不一会儿,半仙和青山抬着一张八仙桌来了,半仙身着道袍竹冠,手里拿着浮尘,背上背着桃剑过来了,李福民上前抽出桃剑,看了看说:“嘿,这桃剑做的还挺好看的啊,哎呀,不错不错。”半仙赶忙抢过来,说:“这可是法器,不可乱动。”李福民笑了笑,说:“干嘛那么小气,看看都不行吗,又不是不还你,哎,半仙,这两天你帮俊文家忙活,家里来不了信徒,你这两天少收多少粮食啊。”半仙把剑擦干净,插回剑鞘里,知道李福民在取笑自己,也就没回李福民的话,将桌子拖到院子正中,摆放香炉,放上纸钱和蜡烛等做法事需要的东西。
“吃饭啦,进来端碗啊。”秋萍站门口喊。院里人收起烟袋,有的插在腰带上,有的拿在手上,唯独李青山和李福民两人心照不宣,坐着不动,等所有人都出来了才不慌不忙的进屋,宋红英拍了下李青山,说:“怎么了今天,吃饭都不积极了,肉都没几片了。”宋红英感觉到了丈夫情绪不对,李青山没做理会端了碗就出去了。

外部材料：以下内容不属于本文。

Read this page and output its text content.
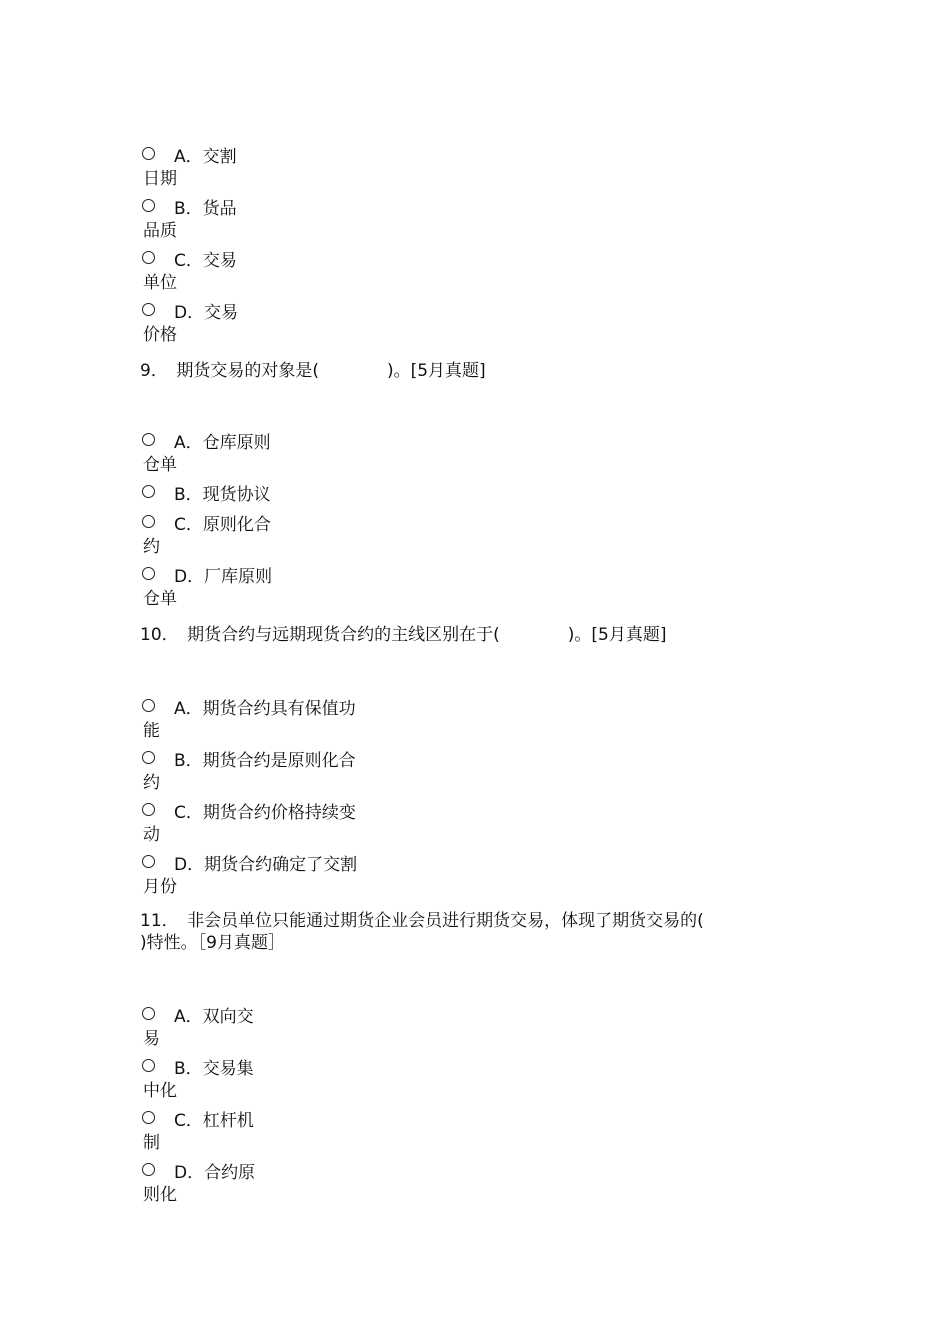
A．交割
日期
B．货品
品质
C．交易
单位
D．交易
价格
9．　期货交易的对象是(　　　　)。[5月真题]
A．仓库原则
仓单
B．现货协议
C．原则化合
约
D．厂库原则
仓单
10．　期货合约与远期现货合约的主线区别在于(　　　　)。[5月真题]
A．期货合约具有保值功
能
B．期货合约是原则化合
约
C．期货合约价格持续变
动
D．期货合约确定了交割
月份
11．　非会员单位只能通过期货企业会员进行期货交易，体现了期货交易的(
)特性。［9月真题］
A．双向交
易
B．交易集
中化
C．杠杆机
制
D．合约原
则化
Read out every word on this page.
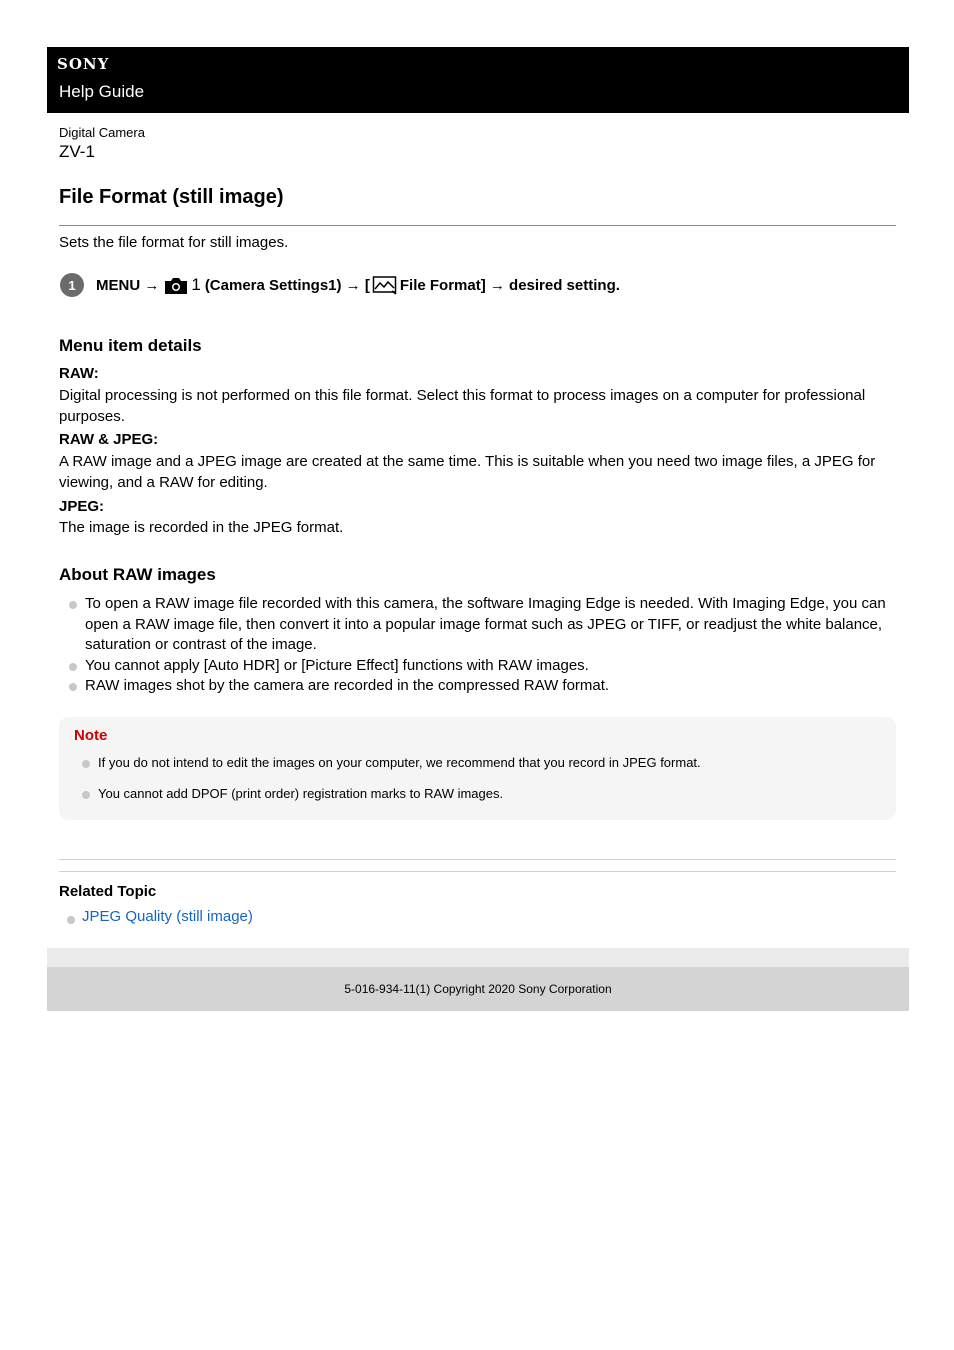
SONY
Help Guide
Digital Camera
ZV-1
File Format (still image)
Sets the file format for still images.
1	MENU → 1 (Camera Settings1) → [ File Format] → desired setting.
Menu item details
RAW:
Digital processing is not performed on this file format. Select this format to process images on a computer for professional purposes.
RAW & JPEG:
A RAW image and a JPEG image are created at the same time. This is suitable when you need two image files, a JPEG for viewing, and a RAW for editing.
JPEG:
The image is recorded in the JPEG format.
About RAW images
To open a RAW image file recorded with this camera, the software Imaging Edge is needed. With Imaging Edge, you can open a RAW image file, then convert it into a popular image format such as JPEG or TIFF, or readjust the white balance, saturation or contrast of the image.
You cannot apply [Auto HDR] or [Picture Effect] functions with RAW images.
RAW images shot by the camera are recorded in the compressed RAW format.
Note
If you do not intend to edit the images on your computer, we recommend that you record in JPEG format.
You cannot add DPOF (print order) registration marks to RAW images.
Related Topic
JPEG Quality (still image)
5-016-934-11(1) Copyright 2020 Sony Corporation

吃过饭后,石郁南等人将李俊文妻子抬入棺椁里盖好盖,将棺椁抬到院子里,半仙整理好着装,拿着桃剑,嘴里念念有词,众人围在一旁看着半仙各种夸张的举动,但出于礼貌也都没说话。
北风骤起,吹起漫天黄沙,风沙遮天蔽日,将整片天空染成暗黄色,使得他们眼前的路越来越模糊,模糊到他们看清自己的路都已艰难,已无心再顾及别人,一行人走走停停,行进在这漫天黄沙中,耳边已听不清旁边人说什么,只能听见风的哀嚎,这哀嚎似乎在述说这一位在人间遍尝苦辣咸的小人物悄无声息的离开,除去身边几人,似乎无人知道她也曾在这世上艰难地走过一遭,也无人知道她叫什么。
安葬好李俊文妻子后,李俊文小心擦拭妻子牌位,立在墓前,其他人都已离开回家避风沙了,只剩李俊文一人坐在妻子墓前发着呆,久久不愿离去。